After that we talked for hours, not that time mattered much in that room. Rimsky-Korsakov had long since stopped and turned into the soundtrack to Hairspray, which turned into The Nightmare Before Christmas. We didn’t talk of anything of consequence, just related silly little anecdotes and musings on the past to each other and debated things like the best way to resolve a certain chord. We never went back to the subject of our strange relationship or how it had ended.

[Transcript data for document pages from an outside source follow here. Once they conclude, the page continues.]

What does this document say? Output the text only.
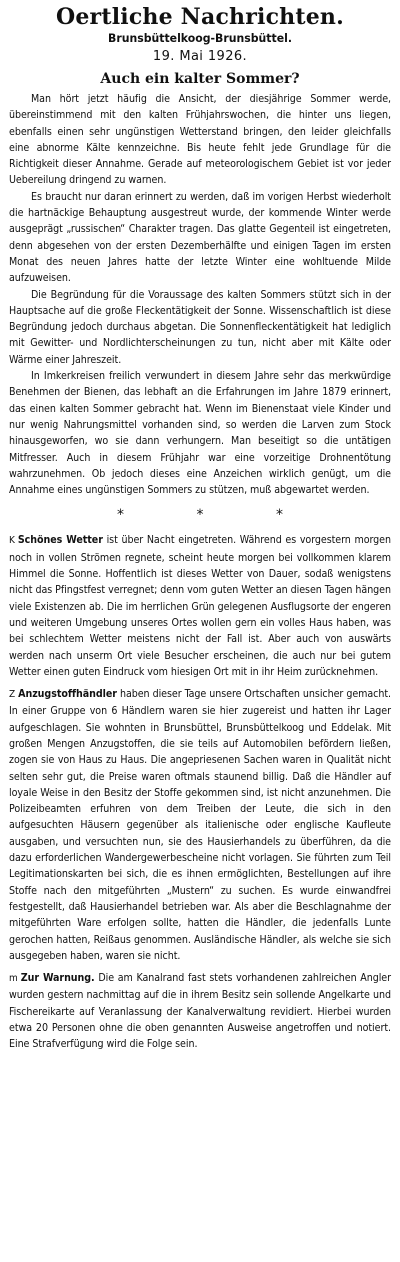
Oertliche Nachrichten.
Brunsbüttelkoog-Brunsbüttel.
19. Mai 1926.
Auch ein kalter Sommer?

Man hört jetzt häufig die Ansicht, der diesjährige Sommer werde, übereinstimmend mit den kalten Frühjahrswochen, die hinter uns liegen, ebenfalls einen sehr ungünstigen Wetterstand bringen, den leider gleichfalls eine abnorme Kälte kennzeichne. Bis heute fehlt jede Grundlage für die Richtigkeit dieser Annahme. Gerade auf meteorologischem Gebiet ist vor jeder Uebereilung dringend zu warnen.

Es braucht nur daran erinnert zu werden, daß im vorigen Herbst wiederholt die hartnäckige Behauptung ausgestreut wurde, der kommende Winter werde ausgeprägt „russischen“ Charakter tragen. Das glatte Gegenteil ist eingetreten, denn abgesehen von der ersten Dezemberhälfte und einigen Tagen im ersten Monat des neuen Jahres hatte der letzte Winter eine wohltuende Milde aufzuweisen.

Die Begründung für die Voraussage des kalten Sommers stützt sich in der Hauptsache auf die große Fleckentätigkeit der Sonne. Wissenschaftlich ist diese Begründung jedoch durchaus abgetan. Die Sonnenfleckentätigkeit hat lediglich mit Gewitter- und Nordlichterscheinungen zu tun, nicht aber mit Kälte oder Wärme einer Jahreszeit.

In Imkerkreisen freilich verwundert in diesem Jahre sehr das merkwürdige Benehmen der Bienen, das lebhaft an die Erfahrungen im Jahre 1879 erinnert, das einen kalten Sommer gebracht hat. Wenn im Bienenstaat viele Kinder und nur wenig Nahrungsmittel vorhanden sind, so werden die Larven zum Stock hinausgeworfen, wo sie dann verhungern. Man beseitigt so die untätigen Mitfresser. Auch in diesem Frühjahr war eine vorzeitige Drohnentötung wahrzunehmen. Ob jedoch dieses eine Anzeichen wirklich genügt, um die Annahme eines ungünstigen Sommers zu stützen, muß abgewartet werden.

* * *

K Schönes Wetter ist über Nacht eingetreten. Während es vorgestern morgen noch in vollen Strömen regnete, scheint heute morgen bei vollkommen klarem Himmel die Sonne. Hoffentlich ist dieses Wetter von Dauer, sodaß wenigstens nicht das Pfingstfest verregnet; denn vom guten Wetter an diesen Tagen hängen viele Existenzen ab. Die im herrlichen Grün gelegenen Ausflugsorte der engeren und weiteren Umgebung unseres Ortes wollen gern ein volles Haus haben, was bei schlechtem Wetter meistens nicht der Fall ist. Aber auch von auswärts werden nach unserm Ort viele Besucher erscheinen, die auch nur bei gutem Wetter einen guten Eindruck vom hiesigen Ort mit in ihr Heim zurücknehmen.

Z Anzugstoffhändler haben dieser Tage unsere Ortschaften unsicher gemacht. In einer Gruppe von 6 Händlern waren sie hier zugereist und hatten ihr Lager aufgeschlagen. Sie wohnten in Brunsbüttel, Brunsbüttelkoog und Eddelak. Mit großen Mengen Anzugstoffen, die sie teils auf Automobilen befördern ließen, zogen sie von Haus zu Haus. Die angepriesenen Sachen waren in Qualität nicht selten sehr gut, die Preise waren oftmals staunend billig. Daß die Händler auf loyale Weise in den Besitz der Stoffe gekommen sind, ist nicht anzunehmen. Die Polizeibeamten erfuhren von dem Treiben der Leute, die sich in den aufgesuchten Häusern gegenüber als italienische oder englische Kaufleute ausgaben, und versuchten nun, sie des Hausierhandels zu überführen, da die dazu erforderlichen Wandergewerbescheine nicht vorlagen. Sie führten zum Teil Legitimationskarten bei sich, die es ihnen ermöglichten, Bestellungen auf ihre Stoffe nach den mitgeführten „Mustern“ zu suchen. Es wurde einwandfrei festgestellt, daß Hausierhandel betrieben war. Als aber die Beschlagnahme der mitgeführten Ware erfolgen sollte, hatten die Händler, die jedenfalls Lunte gerochen hatten, Reißaus genommen. Ausländische Händler, als welche sie sich ausgegeben haben, waren sie nicht.

m Zur Warnung. Die am Kanalrand fast stets vorhandenen zahlreichen Angler wurden gestern nachmittag auf die in ihrem Besitz sein sollende Angelkarte und Fischereikarte auf Veranlassung der Kanalverwaltung revidiert. Hierbei wurden etwa 20 Personen ohne die oben genannten Ausweise angetroffen und notiert. Eine Strafverfügung wird die Folge sein.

But as our conversation went on, I realized that there was something I still had left to say. There were three words I thought I could never bring myself to speak, not to him, not after all that had happened. But there they were, on the tip of my tongue, waiting for me to open my mouth. I figured I might as well say it; after all, I had nothing to lose here, and it might finally bring me some peace, or at least closure.

“I forgive you.”

He said nothing, only smiled slightly. I realized I was smiling too. The music was growing fainter, and his face was fading away along with the rest of the room as the light grew brighter. Finally, finally, I thought. It’s over.
And I woke up.

------------------------------------

That day I burned our pictures. It was symbolic, a funeral with a body of memories to put to rest. I watched in silence, dry-eyed, as the fire licked at snapshots I had locked away for so long, unable to look at. Ashes to ashes, I thought. But as the edges of his crooked grin began to crackle and curl in the flames, I felt my throat close up and a familiar pressure on the back of my tongue. Not sadness, anger. And I realized that I had lied. I hadn’t forgiven him. How can you forgive a phantom, a demon that lurks in the corners of your mind, popping out at the least opportune moments? For he was no longer a person to me, only a knot of memories and pain that wore his face. And I could not bring myself to forgive that, not really. The fire had burned down to a tiny pile of cinders. So this is what it all came down to. Ashes to ashes, I thought again, grimly.

So I turned away, letting the wind scatter the ashes as it wished. The whole ordeal seemed a failed exorcism, and now the priest was shaking his head, packing up his crosses and holy water, and going home. But in the end, we all have our demons.